En 1971, un homme s’est envoyé un message dont personne ne se souvient — et a, sans le vouloir, inventé la façon dont cinq milliards de personnes allaient communiquer pendant les cinquante années suivantes.

Cambridge, Massachusetts. BBN Technologies. Un laboratoire en sous-sol rempli de machines grosses comme des réfrigérateurs, bourdonnantes et cliquetantes, reliées par des câbles à un étrange nouveau réseau appelé ARPANET.

Ray Tomlinson était assis seul.

C’était un ingénieur informatique de 29 ans, travaillant sur un problème que personne ne lui avait demandé de résoudre. ARPANET permettait déjà de laisser des messages sur des ordinateurs partagés — mais seulement si l’on utilisait la même machine. Si vous vouliez envoyer un message à quelqu’un sur un autre ordinateur, c’était impossible.

Ray trouvait cela absurde.

Alors il s’est mis à bricoler. Pas parce que son chef le lui avait demandé. Pas parce qu’il y avait un financement ou une échéance. Simplement parce qu’il estimait que le réseau devait pouvoir le faire.

Il écrivit un programme appelé SNDMSG — « send message » — capable de transférer un fichier texte d’un ordinateur à un autre via le réseau. Ça fonctionnait. Mais il restait un problème.

Comment dire à l’ordinateur où envoyer le message ?

Il fallait un moyen de séparer le nom de la personne du nom de la machine. Quelque chose de clair. De simple. Qui ne prêterait pas à confusion.

Ray regarda le clavier de son téléscripteur Model 33. La plupart des touches étaient des lettres ou des chiffres.

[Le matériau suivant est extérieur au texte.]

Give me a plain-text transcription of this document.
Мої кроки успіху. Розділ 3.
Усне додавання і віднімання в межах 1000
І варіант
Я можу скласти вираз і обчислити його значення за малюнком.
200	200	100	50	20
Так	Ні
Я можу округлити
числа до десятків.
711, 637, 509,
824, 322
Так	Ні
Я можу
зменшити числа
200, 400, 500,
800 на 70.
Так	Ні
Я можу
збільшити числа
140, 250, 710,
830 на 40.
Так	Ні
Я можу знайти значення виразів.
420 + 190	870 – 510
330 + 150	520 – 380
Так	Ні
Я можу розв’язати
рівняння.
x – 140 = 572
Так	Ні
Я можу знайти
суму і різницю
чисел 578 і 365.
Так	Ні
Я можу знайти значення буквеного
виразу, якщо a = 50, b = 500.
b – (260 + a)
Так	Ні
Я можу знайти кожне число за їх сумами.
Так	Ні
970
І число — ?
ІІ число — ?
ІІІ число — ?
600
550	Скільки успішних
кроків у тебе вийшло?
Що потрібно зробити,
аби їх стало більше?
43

La ponctuation était rare. Mais là, sur la rangée du haut, se trouvait un symbole que presque personne n’utilisait.

@

C’était un symbole comptable — un raccourci pour dire « au taux de » dans les calculs de prix. Il avait survécu sur les claviers surtout par habitude. Ray se dit que personne ne le regretterait.

Il prit en quelques secondes une décision qui allait façonner le demi-siècle suivant de la communication humaine.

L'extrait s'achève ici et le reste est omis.